Making use of configuration files and logging wherever possible in our code

This is probably a moot point, but if you have a good set of external configuration files you won’t need to keep uploading new builds of your software if you have forgotten to change a server url.

Extensive log statements help to identify problems very quickly should your system stop functioning for whatever reason. Remember: Absence of logs means you are missing a log4j.xml somewhere (I learnt this one the hard way:) )

Holding on tight

You can’t plan for every eventuality and you can’t hold off your release until you feel the software is perfect. Sometimes you need to just release and see what happens. 15 minutes after releasing we realized we had a few bugs which were serious enough to warrant emergency bug fixes and we had a new version of the client software out 10 minutes later. This can be disruptive to your users but its better to disrupt early and fix the problems than handle all the bug reports and user complaints later.

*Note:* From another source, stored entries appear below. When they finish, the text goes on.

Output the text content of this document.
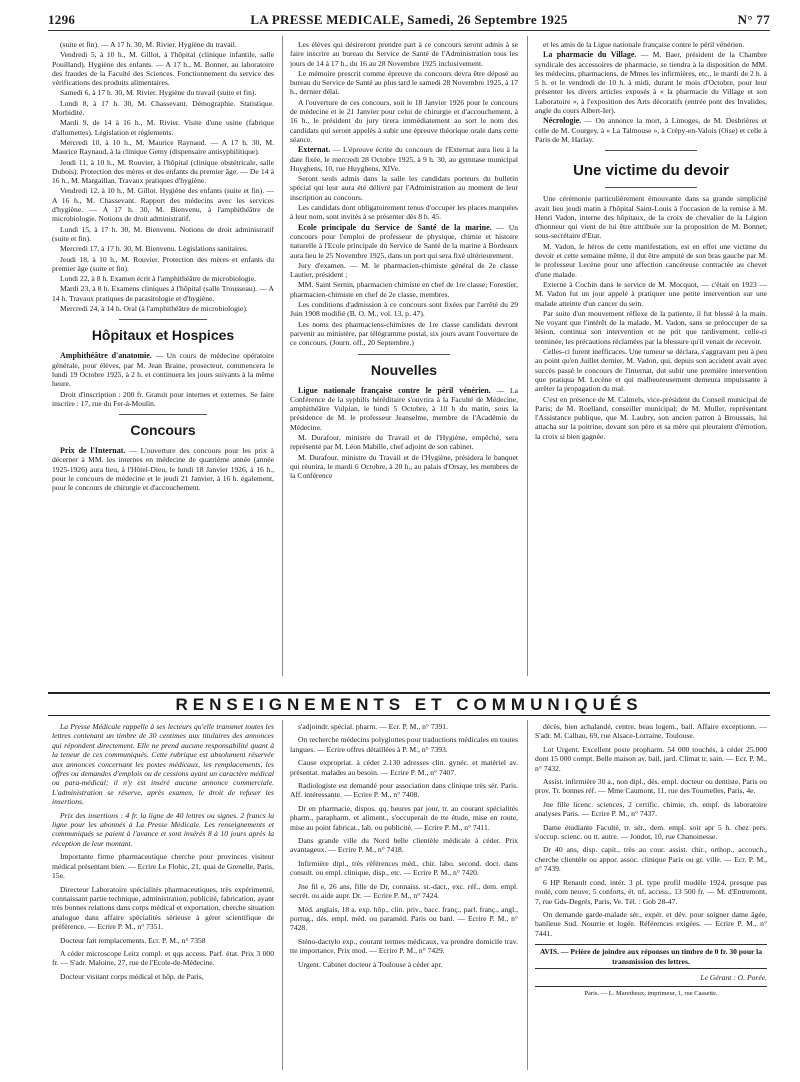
1296	LA PRESSE MEDICALE, Samedi, 26 Septembre 1925	N° 77

(suite et fin). — A 17 h. 30, M. Rivier. Hygiène du travail.

Vendredi 5, à 10 h., M. Gillot, à l'hôpital (clinique infantile, salle Pouilland). Hygiène des enfants. — A 17 h., M. Bonner, au laboratoire des fraudes de la Faculté des Sciences. Fonctionnement du service des vérifications des produits alimentaires.

Samedi 6, à 17 h. 30, M. Rivier. Hygiène du travail (suite et fin).

Lundi 8, à 17 h. 30, M. Chassevant. Démographie. Statistique. Morbidité.

Mardi 9, de 14 à 16 h., M. Rivier. Visite d'une usine (fabrique d'allumettes). Législation et règlements.

Mercredi 10, à 10 h., M. Maurice Raynaud. — A 17 h. 30, M. Maurice Raynaud, à la clinique Gemy (dispensaire antisyphilitique).

Jeudi 11, à 10 h., M. Rouvier, à l'hôpital (clinique obstétricale, salle Dubois). Protection des mères et des enfants du premier âge. — De 14 à 16 h., M. Margaillan. Travaux pratiques d'hygiène.

Vendredi 12, à 10 h., M. Gillot. Hygiène des enfants (suite et fin). — A 16 h., M. Chassevant. Rapport des médecins avec les services d'hygiène. — A 17 h. 30, M. Bienvenu, à l'amphithéâtre de microbiologie. Notions de droit administratif.

Lundi 15, à 17 h. 30, M. Bienvenu. Notions de droit administratif (suite et fin).

Mercredi 17, à 17 h. 30, M. Bienvenu. Législations sanitaires.

Jeudi 18, à 10 h., M. Rouvier. Protection des mères et enfants du premier âge (suite et fin).

Lundi 22, à 8 h. Examen écrit à l'amphithéâtre de microbiologie.

Mardi 23, à 8 h. Examens cliniques à l'hôpital (salle Trousseau). — A 14 h. Travaux pratiques de parasitologie et d'hygiène.

Mercredi 24, à 14 h. Oral (à l'amphithéâtre de microbiologie).

Hôpitaux et Hospices

Amphithéâtre d'anatomie. — Un cours de médecine opératoire générale, pour élèves, par M. Jean Braine, prosecteur, commencera le lundi 19 Octobre 1925, à 2 h. et continuera les jours suivants à la même heure.

Droit d'inscription : 200 fr. Gratuit pour internes et externes. Se faire inscrire : 17, rue du Fer-à-Moulin.

Concours

Prix de l'Internat. — L'ouverture des concours pour les prix à décerner à MM. les internes en médecine de quatrième année (année 1925-1926) aura lieu, à l'Hôtel-Dieu, le lundi 18 Janvier 1926, à 16 h., pour le concours de médecine et le jeudi 21 Janvier, à 16 h. également, pour le concours de chirurgie et d'accouchement.

Les élèves qui désireront prendre part à ce concours seront admis à se faire inscrire au bureau du Service de Santé de l'Administration tous les jours de 14 à 17 h., du 16 au 28 Novembre 1925 inclusivement.

Le mémoire prescrit comme épreuve du concours devra être déposé au bureau du Service de Santé au plus tard le samedi 28 Novembre 1925, à 17 h., dernier délai.

A l'ouverture de ces concours, soit le 18 Janvier 1926 pour le concours de médecine et le 21 Janvier pour celui de chirurgie et d'accouchement, à 16 h., le président du jury tirera immédiatement au sort le nom des candidats qui seront appelés à subir une épreuve théorique orale dans cette séance.

Externat. — L'épreuve écrite du concours de l'Externat aura lieu à la date fixée, le mercredi 28 Octobre 1925, à 9 h. 30, au gymnase municipal Huyghens, 10, rue Huyghens, XIVe.

Seront seuls admis dans la salle les candidats porteurs du bulletin spécial qui leur aura été délivré par l'Administration au moment de leur inscription au concours.

Les candidats dont obligatoirement tenus d'occuper les places marquées à leur nom, sont invités à se présenter dès 8 h. 45.

Ecole principale du Service de Santé de la marine. — Un concours pour l'emploi de professeur de physique, chimie et histoire naturelle à l'Ecole principale du Service de Santé de la marine à Bordeaux aura lieu le 25 Novembre 1925, dans un port qui sera fixé ultérieurement.

Jury d'examen. — M. le pharmacien-chimiste général de 2e classe Lautier, président ;

MM. Saint Sernin, pharmacien chimiste en chef de 1re classe; Forestier, pharmacien-chimiste en chef de 2e classe, membres.

Les conditions d'admission à ce concours sont fixées par l'arrêté du 29 Juin 1908 modifié (B. O. M., vol. 13, p. 47).

Les noms des pharmaciens-chimistes de 1re classe candidats devront parvenir au ministère, par télégramme postal, six jours avant l'ouverture de ce concours. (Journ. off., 20 Septembre.)

Nouvelles

Ligue nationale française contre le péril vénérien. — La Conférence de la syphilis héréditaire s'ouvrira à la Faculté de Médecine, amphithéâtre Vulpian, le lundi 5 Octobre, à 10 h du matin, sous la présidence de M. le professeur Jeanselme, membre de l'Académie de Médecine.

M. Durafour, ministre du Travail et de l'Hygiène, empêché, sera représenté par M. Léon Mabille, chef adjoint de son cabinet.

M. Durafour, ministre du Travail et de l'Hygiène, présidera le banquet qui réunira, le mardi 6 Octobre, à 20 h., au palais d'Orsay, les membres de la Conférence

et les amis de la Ligue nationale française contre le péril vénérien.

La pharmacie du Village. — M. Baer, président de la Chambre syndicale des accessoires de pharmacie, se tiendra à la disposition de MM. les médecins, pharmaciens, de Mmes les infirmières, etc., le mardi de 2 h. à 5 h. et le vendredi de 10 h. à midi, durant le mois d'Octobre, pour leur présenter les divers articles exposés à « la pharmacie du Village et son Laboratoire », à l'exposition des Arts décoratifs (entrée pont des Invalides, angle du cours Albert-Ier).

Nécrologie. — On annonce la mort, à Limoges, de M. Desbrières et celle de M. Courgey, à « La Talmouse », à Crépy-en-Valois (Oise) et celle à Paris de M. Harlay.

Une victime du devoir

Une cérémonie particulièrement émouvante dans sa grande simplicité avait lieu jeudi matin à l'hôpital Saint-Louis à l'occasion de la remise à M. Henri Vadon, interne des hôpitaux, de la croix de chevalier de la Légion d'honneur qui vient de lui être attribuée sur la proposition de M. Bonnet, sous-secrétaire d'Etat.

M. Vadon, le héros de cette manifestation, est en effet une victime du devoir et cette semaine même, il dut être amputé de son bras gauche par M. le professeur Lecène pour une affection cancéreuse contractée au chevet d'une malade.

Externe à Cochin dans le service de M. Mocquot, — c'était en 1923 — M. Vadon fut un jour appelé à pratiquer une petite intervention sur une malade atteinte d'un cancer du sein.

Par suite d'un mouvement réflexe de la patiente, il fut blessé à la main. Ne voyant que l'intérêt de la malade, M. Vadon, sans se préoccuper de sa lésion, continua son intervention et ne prit que tardivement, celle-ci terminée, les précautions réclamées par la blessure qu'il venait de recevoir.

Celles-ci furent inefficaces. Une tumeur se déclara, s'aggravant peu à peu au point qu'en Juillet dernier, M. Vadon, qui, depuis son accident avait avec succès passé le concours de l'internat, dut subir une première intervention que pratiqua M. Lecène et qui malheureusement demeura impuissante à arrêter la propagation du mal.

C'est en présence de M. Calmels, vice-président du Conseil municipal de Paris; de M. Roelland, conseiller municipal; de M. Muller, représentant l'Assistance publique, que M. Laubry, son ancien patron à Broussais, lui attacha sur la poitrine, devant son père et sa mère qui pleuraient d'émotion, la croix si bien gagnée.

RENSEIGNEMENTS ET COMMUNIQUÉS

La Presse Médicale rappelle à ses lecteurs qu'elle transmet toutes les lettres contenant un timbre de 30 centimes aux titulaires des annonces qui répondent directement. Elle ne prend aucune responsabilité quant à la teneur de ces communiqués. Cette rubrique est absolument réservée aux annonces concernant les postes médicaux, les remplacements, les offres ou demandes d'emplois ou de cessions ayant un caractère médical ou para-médical; il n'y est inséré aucune annonce commerciale. L'administration se réserve, après examen, le droit de refuser les insertions.

Prix des insertions : 4 fr. la ligne de 40 lettres ou signes. 2 francs la ligne pour les abonnés à La Presse Médicale. Les renseignements et communiqués se paient à l'avance et sont insérés 8 à 10 jours après la réception de leur montant.

Importante firme pharmaceutique cherche pour provinces visiteur médical présentant bien. — Ecrire Le Flohic, 21, quai de Grenelle, Paris, 15e.

Directeur Laboratoire spécialités pharmaceutiques, très expérimenté, connaissant partie technique, administration, publicité, fabrication, ayant très bonnes relations dans corps médical et exportation, cherche situation analogue dans affaire spécialités sérieuse à gérer scientifique de préférence. — Ecrire P. M., n° 7351.

Docteur fait remplacements. Ecr. P. M., n° 7358

A céder microscope Leitz compl. et qqs access. Parf. état. Prix 3 000 fr. — S'adr. Maloine, 27, rue de l'Ecole-de-Médecine.

Docteur visitant corps médical et hôp. de Paris,

s'adjoindr. spécial. pharm. — Ecr. P. M., n° 7391.

On recherche médecins polyglottes pour traductions médicales en toutes langues. — Ecrire offres détaillées à P. M., n° 7393.

Cause expropriat. à céder 2.130 adresses clin. gynéc. et matériel av. présentat. malades au besoin. — Ecrire P. M., n° 7407.

Radiologiste est demandé pour association dans clinique très sér. Paris. Aff. intéressante. — Ecrire P. M., n° 7408.

Dr en pharmacie, dispos. qq. heures par jour, tr. au courant spécialités pharm., parapharm. et aliment., s'occuperait de tte étude, mise en route, mise au point fabricat., lab. ou publicité. — Ecrire P. M., n° 7411.

Dans grande ville du Nord belle clientèle médicale à céder. Prix avantageux. — Ecrire P. M., n° 7418.

Infirmière dipl., très références méd., chir. labo. second. doct. dans consult. ou empl. clinique, disp., etc. — Ecrire P. M., n° 7420.

Jne fil e, 26 ans, fille de Dr, connaiss. st.-dact., exc. réf., dem. empl. secrét. ou aide aupr. Dr. — Ecrire P. M., n° 7424.

Méd. anglais, 18 a. exp. hôp., clin. priv., bacc. franç., parl. franç., angl., portug., dés. empl. méd. ou paraméd. Paris ou banl. — Ecrire P. M., n° 7428.

Sténo-dactylo exp., courant termes médicaux, va prendre domicile trav. tte importance. Prix mod. — Ecrire P. M., n° 7429.

Urgent. Cabinet docteur à Toulouse à céder apr.

décès, bien achalandé, centre, beau logem., bail. Affaire exceptionn. — S'adr. M. Calhau, 69, rue Alsace-Lorraine, Toulouse.

Lot Urgent. Excellent poste propharm. 54 000 touchés, à céder 25.000 dont 15 000 compt. Belle maison av. bail, jard. Climat tr. sain. — Ecr. P. M., n° 7432.

Assist. infirmière 30 a., non dipl., dés. empl. docteur ou dentiste, Paris ou prov. Tr. bonnes réf. — Mme Caumont, 11, rue des Tournelles, Paris, 4e.

Jne fille licenc. sciences, 2 certific. chimie, ch. empl. ds laboratoire analyses Paris. — Ecrire P. M., n° 7437.

Dame étudiante Faculté, tr. sér., dem. empl. soir apr 5 h. chez pers. s'occup. scienc. ou tt. autre. — Jondot, 10, rue Chanoinesse.

Dr 40 ans, disp. capit., très au cour. assist. chir., orthop., accouch., cherche clientèle ou appor. assoc. clinique Paris ou gr. ville. — Ecr. P. M., n° 7439.

6 HP Renault cond. intér. 3 pl. type profil modèle 1924, presque pas roulé, com neuve, 5 conforts, ét. nf, access., 13 500 fr. — M. d'Entremont, 7, rue Gds-Degrés, Paris, Ve. Tél. : Gob 28-47.

On demande garde-malade sér., expér. et dév. pour soigner dame âgée, banlieue Sud. Nourrie et logée. Références exigées. — Ecrire P. M., n° 7441.

AVIS. — Prière de joindre aux réponses un timbre de 0 fr. 30 pour la transmission des lettres.

Le Gérant : O. Porée.

Paris. — L. Maretheux, imprimeur, 1, rue Cassette.
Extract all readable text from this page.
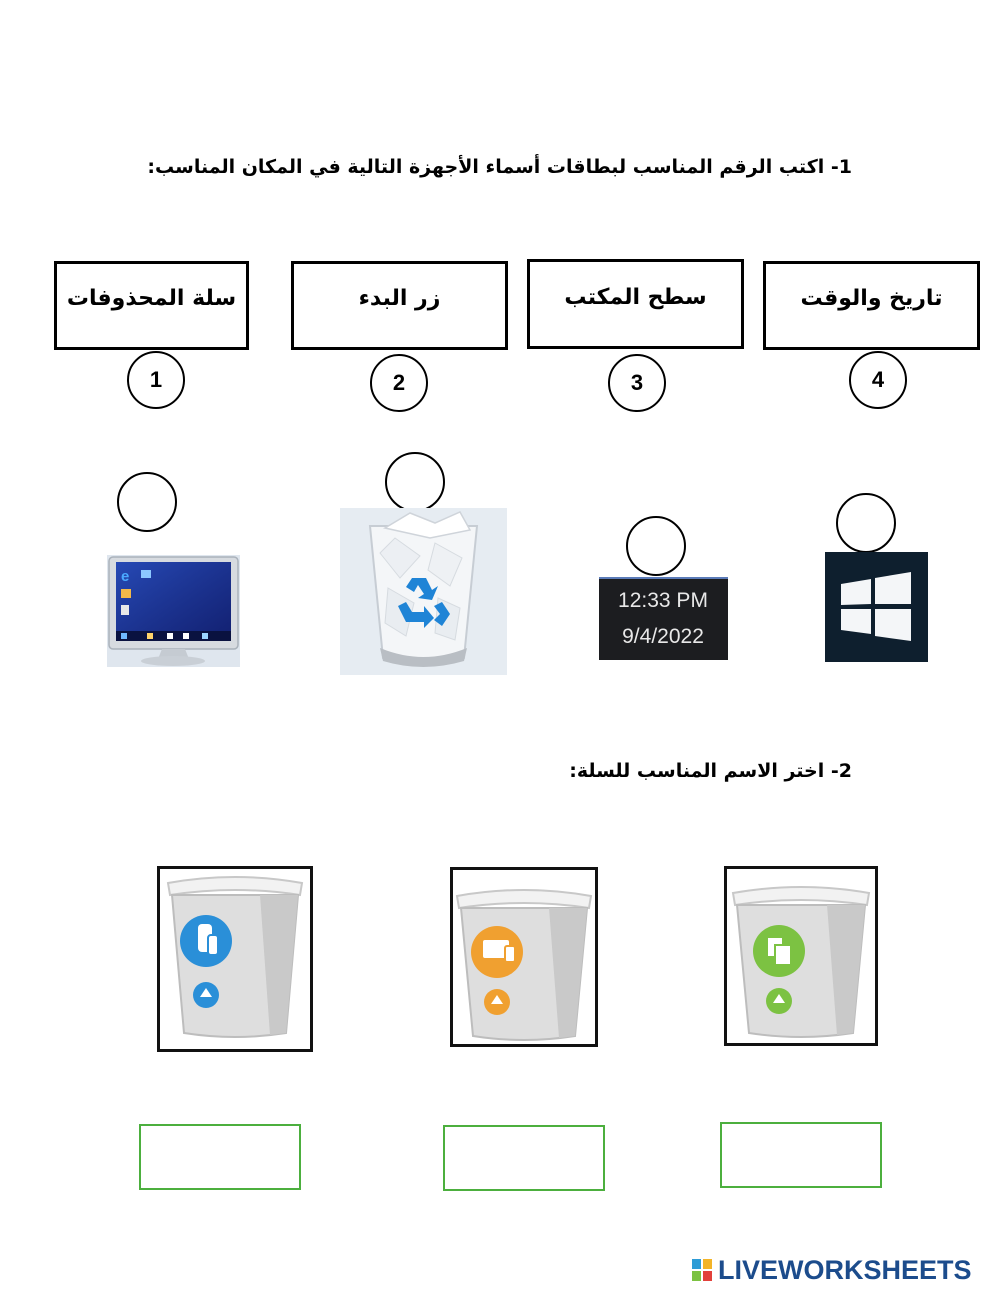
1- اكتب الرقم المناسب لبطاقات أسماء الأجهزة التالية في المكان المناسب:
سلة المحذوفات	زر البدء	سطح المكتب	تاريخ والوقت
1	2	3	4
e
12:33 PM
9/4/2022
2- اختر الاسم المناسب للسلة:
LIVEWORKSHEETS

Most of these tips seem obvious but they definitely played a huge roll in negating major disasters. Just remember, the hard work only really starts after you have launched and never deploy on a Friday.

Thanks to my colleagues: Dave, Tracy, James and Gideon for creating, what I think, is the best chess playing site out there and thanks to Bryan and his testing team for helping us find and swat all the bugs. Thanks to Margaret for her amazing GUI designs and thanks to Mark and the investors for giving us the opportunity to work on such a cool project.